Grob modeled his study after one conducted at Spring Grove Medical Center, a psychiatric hospital near Baltimore.
The Spring Grove patients took LSD. Grob is using psilocybin, which is shorter-acting and considered somewhat less risky. The drug is produced in small quantities under special Drug Enforcement Administration permits.
Grob has given the drug to seven terminally ill cancer patients.
In Sakuda's case, weeks of counseling planted a desire to overcome her fears and sense of isolation. Since her diagnosis, she had avoided friends and kept her feelings bottled up.
The experiment took place in a comfortable hospital room, under the close watch of a medical team. She wore eyeshades and headphones with soft music playing.
Sakuda recalled sensing her husband's sadness over her illness and feeling a burden lifted from her.
"It is not logical. It comes to you like that," she said.
Sakuda died Nov. 10. Her husband, Norbert Litzinger, feels that the drug made a difference. "There was a rebirth around her and it didn't stop."
The power of the drug extends beyond psychological effects. Dr. John Halpern and colleagues at McLean Hospital in Boston have been looking at the ability of magic mushrooms to treat cluster headaches, which affect about 1 million Americans, mostly men.
The pain can be so severe that they are known as "suicide" headaches, occurring like clockwork at the same time each day, or the same month each year. No treatment has been shown to extend remissions from pain.
Halpern examined medical records of 48 patients who had taken hallucinogenic mushrooms and reported in Neurology that the majority of them found partial or complete relief from cluster attacks.
He speculated that the drug acts on the thalamus, a brain region populated with serotonin receptors. A clinical trial is needed to establish whether the mushrooms really work, Halpern said.

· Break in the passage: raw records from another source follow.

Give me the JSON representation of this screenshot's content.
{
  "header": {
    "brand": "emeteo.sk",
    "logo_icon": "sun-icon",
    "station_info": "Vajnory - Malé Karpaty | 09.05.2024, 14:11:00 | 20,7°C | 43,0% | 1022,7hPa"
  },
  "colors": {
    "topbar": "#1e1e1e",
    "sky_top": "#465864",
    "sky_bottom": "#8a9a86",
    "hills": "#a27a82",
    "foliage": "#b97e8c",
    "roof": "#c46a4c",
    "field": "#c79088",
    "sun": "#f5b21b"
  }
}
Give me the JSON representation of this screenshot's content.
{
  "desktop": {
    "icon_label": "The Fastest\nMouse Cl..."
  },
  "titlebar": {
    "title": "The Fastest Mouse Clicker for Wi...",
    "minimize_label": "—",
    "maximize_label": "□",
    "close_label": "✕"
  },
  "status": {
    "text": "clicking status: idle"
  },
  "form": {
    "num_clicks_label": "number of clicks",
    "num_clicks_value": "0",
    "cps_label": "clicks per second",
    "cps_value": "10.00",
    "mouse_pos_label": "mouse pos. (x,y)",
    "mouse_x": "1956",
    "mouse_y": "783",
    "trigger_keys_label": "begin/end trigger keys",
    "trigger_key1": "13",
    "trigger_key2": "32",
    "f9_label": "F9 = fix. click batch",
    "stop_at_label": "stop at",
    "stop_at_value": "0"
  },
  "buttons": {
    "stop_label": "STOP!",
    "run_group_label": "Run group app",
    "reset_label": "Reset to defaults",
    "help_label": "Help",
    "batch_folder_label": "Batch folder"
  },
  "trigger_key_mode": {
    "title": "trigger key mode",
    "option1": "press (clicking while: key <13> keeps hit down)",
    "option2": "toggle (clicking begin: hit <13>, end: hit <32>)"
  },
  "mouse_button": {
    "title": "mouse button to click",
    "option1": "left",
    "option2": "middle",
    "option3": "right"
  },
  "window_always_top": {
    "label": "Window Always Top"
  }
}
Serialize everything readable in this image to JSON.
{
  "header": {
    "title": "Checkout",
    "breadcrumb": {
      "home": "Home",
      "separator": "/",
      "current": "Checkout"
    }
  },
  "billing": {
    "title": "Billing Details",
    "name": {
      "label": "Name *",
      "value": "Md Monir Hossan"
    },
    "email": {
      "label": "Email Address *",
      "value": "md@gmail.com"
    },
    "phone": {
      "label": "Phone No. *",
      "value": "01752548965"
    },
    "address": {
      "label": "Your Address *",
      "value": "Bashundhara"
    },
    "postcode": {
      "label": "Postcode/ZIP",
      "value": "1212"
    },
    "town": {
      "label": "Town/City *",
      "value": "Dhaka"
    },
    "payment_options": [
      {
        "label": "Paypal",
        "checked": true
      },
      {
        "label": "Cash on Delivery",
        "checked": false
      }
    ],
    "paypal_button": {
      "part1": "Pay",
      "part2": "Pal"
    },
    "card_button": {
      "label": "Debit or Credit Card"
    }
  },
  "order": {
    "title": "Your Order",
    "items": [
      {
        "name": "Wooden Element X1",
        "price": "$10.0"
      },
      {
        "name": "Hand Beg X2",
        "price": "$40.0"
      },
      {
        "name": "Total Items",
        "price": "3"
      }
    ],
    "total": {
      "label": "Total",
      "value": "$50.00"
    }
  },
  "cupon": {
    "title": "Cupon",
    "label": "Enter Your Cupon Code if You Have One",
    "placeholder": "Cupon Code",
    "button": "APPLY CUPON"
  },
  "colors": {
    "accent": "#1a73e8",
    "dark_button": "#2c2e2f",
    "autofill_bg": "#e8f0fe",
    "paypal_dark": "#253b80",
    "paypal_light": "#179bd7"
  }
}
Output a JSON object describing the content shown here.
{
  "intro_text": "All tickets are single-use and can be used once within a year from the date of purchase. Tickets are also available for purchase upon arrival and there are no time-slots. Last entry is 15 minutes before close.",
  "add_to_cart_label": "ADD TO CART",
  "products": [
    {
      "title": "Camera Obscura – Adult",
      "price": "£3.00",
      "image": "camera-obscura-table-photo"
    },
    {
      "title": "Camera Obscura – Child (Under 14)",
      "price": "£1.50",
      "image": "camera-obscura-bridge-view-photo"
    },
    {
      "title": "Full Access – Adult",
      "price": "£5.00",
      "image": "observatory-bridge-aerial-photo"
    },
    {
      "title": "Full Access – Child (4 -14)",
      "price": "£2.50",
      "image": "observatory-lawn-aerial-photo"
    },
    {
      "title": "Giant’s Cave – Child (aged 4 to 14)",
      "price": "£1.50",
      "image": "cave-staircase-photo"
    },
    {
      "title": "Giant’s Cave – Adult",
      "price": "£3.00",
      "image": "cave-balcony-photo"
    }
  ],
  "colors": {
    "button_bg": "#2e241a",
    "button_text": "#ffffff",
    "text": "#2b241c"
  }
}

"These are not people you'd expect from the drug culture," he said. "They are lawyers, teachers, business owners. They have a painful and debilitating condition, and found meaningful relief."
Clandestine self-treatment
Those who have used hallucinegenic mushrooms in the U.S. to ease their headaches are all lawbreakers.
They have become part of a new mushroom underground. Many of its denizens are like Bob Wold — a 53-year-old maintenance worker and Little League coach who had never taken hallucinogenic drugs before. He knew they could be dangerous.
Wold, who lives near Chicago, said his headaches felt like an ice pick being jammed through his eye. Once, they made him drive his fist through a plaster wall at home. Another time he pounded his head against the shower tiles so hard some of them cracked.
Seeking help, Wold stumbled across a website for cluster headache sufferers touting hallucinogenic mushrooms.
A man he met on the Internet mailed Wold 20 dried brown mushrooms. The recipe called for a very light tea, not strong enough to cause hallucinations.
After that, Wold started growing his own mushrooms.
Wold has formed an organization to fund research aimed at developing a pharmaceutical version of psilocybin.
But at home, he must make sure his crop is well hidden from his young grandchildren.
Former Washington lobbyist Stuart Miller, 49, described his secret life as a mushroom user as "bizarre."
Miller had frequent cluster headaches and carried capsules containing ground mushrooms everywhere. As he passed through security daily on Capitol Hill, or made his way through an airport, Miller worried that a search would uncover the capsules "and my career would be gone."
He was never caught. He has moved to Mexico to care for an aging parent.
Magic mushrooms grow wild in a nearby field.